Unless working class has turned into a euphemism, I don't think chavs are part it. Working class, by definition, works. Chavs, however, are people whose only support comes from welfare, hustles, and stealing. That's the whole point of the stereotype- they are creeps who don't work. So when people make fun of chavs, they aren't making fun of the poor, proud workingman too ignorant to know whether his socks should match his ascot or not.
posted by gjc at 6:32 AM on September 12, 2012 [1 favorite]


"oh my goodness, he's wearing a solid color instead of stripes?" is very different than "Oh my goodness, I can see his underwear."

If the definition of "respectable" is just no visible underwear—a low bar, that—then a respectable wardrobe could be pieced together from the local dumpster. If "respectable" means "appropriate to a white-collar organization with a dress code," then I remain unconvinced that such a wardrobe can be assembled from thrift store finds.
posted by octobersurprise at 6:41 AM on September 12, 2012


Hell, I'm middle class as they come, and I apparently can't navigate sartorial norms in office jobs, as evidenced. Kinda says something. At any rate, even if you lose the tie, you're still looking at black leather shoes, dark trousers, and a white (or off-white or very pale pastel) button-down shirt with a collar. It's not really 'white collar' work otherwise.
posted by Dysk at 7:02 AM on September 12, 2012


If the definition of "respectable" is just no visible underwear—a low bar, that—then a respectable wardrobe could be pieced together from the local dumpster. If "respectable" means "appropriate to a white-collar organization with a dress code," then I remain unconvinced that such a wardrobe can be assembled from thrift store finds.
posted by octobersurprise at 9:41 AM on September 12 [+] [!]


Yeah, it's a lot more subtle/difficult, especially for women.

I married up, and my husband's relatives aren't aristocrats (well, only some of them), but solidly upper-middle class (middle-class by UK terms), but you can tell instantly see the difference in their clothes from what my lower-middle-class family wears, even when they are dressed up. The cuts, the colours, everything is different. I remember when my mom took me shopping for my first "office clothes," when I was trying to get a job between university and grad school. Of course, she didn't know anything about office clothes, despite working in an office, and I ended up with stuff that made me look about 10 years older than I was -- and more suited to a PTA meeting than any fancy office. I'm lucky - I never did end up with an office job with a dress-code more than "business casual." But if I'd wanted to work outside of the non-profit sector, my complete lack of appropriate fashion would have really held me back. (Seriously - we were having a conversation with a graduate of an elite undergrad, and she was explaining how none of us would ever be hired by a consultancy. We might be smart and have graduate degrees, but we didn't have the right "look").

Anyways - this is all off-topic re "chavs". It's just a fashion, it's what secondary school kids wear or people off-work.
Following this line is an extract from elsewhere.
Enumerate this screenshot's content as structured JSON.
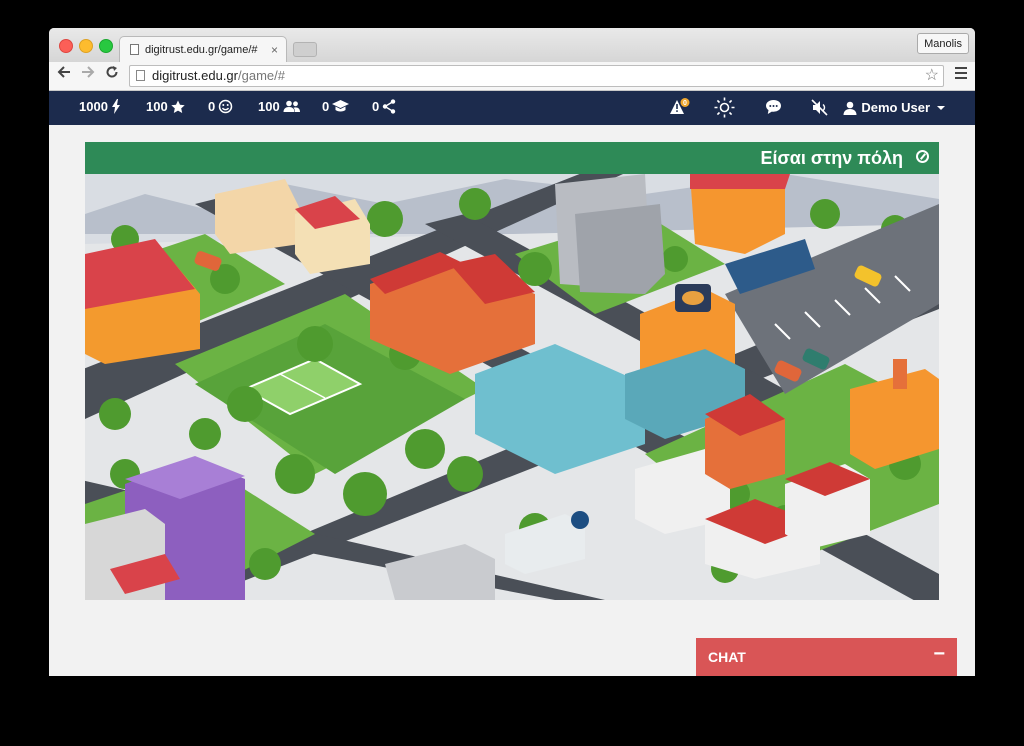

I used to wear ripped tights and black lipstick; I had a streak bleached in my hair -- and it didn't matter, because I was in high school. (Man, I really should dye my hair again while I'm working for the scientists - they don't care).

What's really offensive about this booklet is the stereotyping of people on "benefits" (aka welfare and unemployment) as criminals and anti-social.
posted by jb at 8:53 AM on September 12, 2012


Translation for Americans: Chavs are what we here call "juggalos."
posted by Halloween Jack at 10:36 AM on September 12, 2012


I think "trailer trash" works too. Trailer parks may be the closest US equivalent to council estates, since public housing residents in the US are really poor.